OBJECTIVES: To investigate relationships between early neonatal glycemia, neonatal characteristics, neonatal illness, and developmental outcomes in very preterm infants. STUDY DESIGN: A retrospective, observational cohort study of 443 infants born weighing <1500 g or <30 weeks of gestation, and admitted within 24 hours to National Women's Hospital, Auckland, New Zealand. Glucose variability was defined as the standard deviation around the mean after log transformation of all blood glucose concentrations. Absolute glycemic excursions in the first week were used to divide the infants into 4 groups: normoglycemic; hypoglycemic; hyperglycemic, and unstable. RESULTS: Compared with normoglycemic infants, hypoglycemic and unstable infants had lower birth weight z-scores, and hyperglycemic and unstable infants were of lower birth weight. Hypoglycemic infants had similar outcomes to normoglycemic infants. Hyperglycemic and unstable infants were less likely to survive without neonatal morbidity and less likely to survive without neurodevelopmental impairment at 2 years of age. Higher mean blood glucose concentration was seen in the hyperglycemic and unstable groups, and was associated with worse neonatal and 2-year outcomes. Greater glucose variability was seen in the hypoglycemic and unstable groups, and was associated with worse neonatal illness but not outcome at 2 years. No associations between measures of neonatal glycemia and neonatal or 2-year outcomes remained after correction for gestation, birth weight z-score, and socioeconomic status. CONCLUSIONS: In very preterm infants, measures of neonatal glycemia are markers of gestational age and intrauterine growth, and are not independent predictors of neonatal illness or outcomes at 2 years of age.

Outcome at 2 Years after Dextrose Gel Treatment for Neonatal Hypoglycemia: Follow-Up of a Randomized Trial.

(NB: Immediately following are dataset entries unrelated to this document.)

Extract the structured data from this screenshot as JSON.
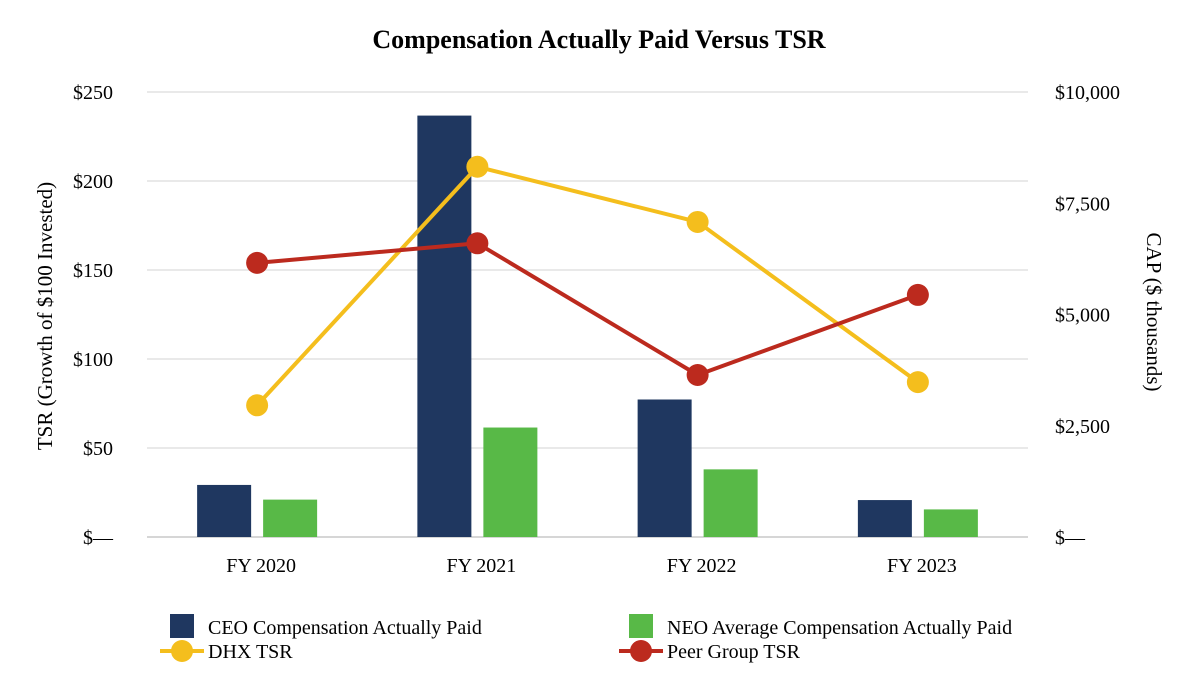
{
  "chart_data": {
    "type": "bar",
    "title": "Compensation Actually Paid Versus TSR",
    "categories": [
      "FY 2020",
      "FY 2021",
      "FY 2022",
      "FY 2023"
    ],
    "y_left": {
      "label": "TSR (Growth of $100 Invested)",
      "range": [
        0,
        250
      ],
      "ticks": [
        0,
        50,
        100,
        150,
        200,
        250
      ],
      "tick_labels": [
        "$—",
        "$50",
        "$100",
        "$150",
        "$200",
        "$250"
      ]
    },
    "y_right": {
      "label": "CAP ($ thousands)",
      "range": [
        0,
        10000
      ],
      "ticks": [
        0,
        2500,
        5000,
        7500,
        10000
      ],
      "tick_labels": [
        "$—",
        "$2,500",
        "$5,000",
        "$7,500",
        "$10,000"
      ]
    },
    "grid": true,
    "legend_position": "bottom",
    "bar_series": [
      {
        "name": "CEO Compensation Actually Paid",
        "axis": "right",
        "color": "#1f3760",
        "values": [
          1170,
          9470,
          3090,
          830
        ]
      },
      {
        "name": "NEO Average Compensation Actually Paid",
        "axis": "right",
        "color": "#58b947",
        "values": [
          840,
          2460,
          1520,
          620
        ]
      }
    ],
    "line_series": [
      {
        "name": "DHX TSR",
        "axis": "left",
        "color": "#f4be1d",
        "values": [
          74,
          208,
          177,
          87
        ]
      },
      {
        "name": "Peer Group TSR",
        "axis": "left",
        "color": "#bc2a1e",
        "values": [
          154,
          165,
          91,
          136
        ]
      }
    ]
  }
}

OBJECTIVE: To determine neurodevelopmental outcome at 2 years' corrected age in children randomized to treatment with dextrose gel or placebo for hypoglycemia soon after birth (The Sugar Babies Study). STUDY DESIGN: This was a follow-up study of 184 children with hypoglycemia (<2.6 mM [47 mg/dL]) in the first 48 hours and randomized to either dextrose (90/118, 76%) or placebo gel (94/119, 79%). Assessments were performed at Kahikatea House, Hamilton, New Zealand, and included neurologic function and general health (pediatrician assessed), cognitive, language, behavior, and motor skills (Bayley Scales of Infant and Toddler Development, Third Edition), executive function (clinical assessment and Behaviour Rating Inventory of Executive Function-Preschool Edition), and vision (clinical examination and global motion perception). Coprimary outcomes were neurosensory impairment (cognitive, language or motor score below -1 SD or cerebral palsy or blind or deaf) and processing difficulty (executive function or global motion perception worse than 1.5 SD from the mean). Statistical tests were two sided with 5% significance level. RESULTS: Mean (± SD) birth weight was 3093 ± 803 g and mean gestation was 37.7 ± 1.6 weeks. Sixty-six children (36%) had neurosensory impairment (1 severe, 6 moderate, 59 mild) with similar rates in both groups (dextrose 38% vs placebo 34%, relative risk 1.11, 95% CI 0.75-1.63). Processing difficulty also was similar between groups (dextrose 10% vs placebo 18%, relative risk 0.52, 95% CI 0.23-1.15). CONCLUSIONS: Dextrose gel is safe for the treatment of neonatal hypoglycemia, but neurosensory impairment is common among these children. TRIAL REGISTRATION: Australian New Zealand Clinical Trials Registry: ACTRN 12608000623392.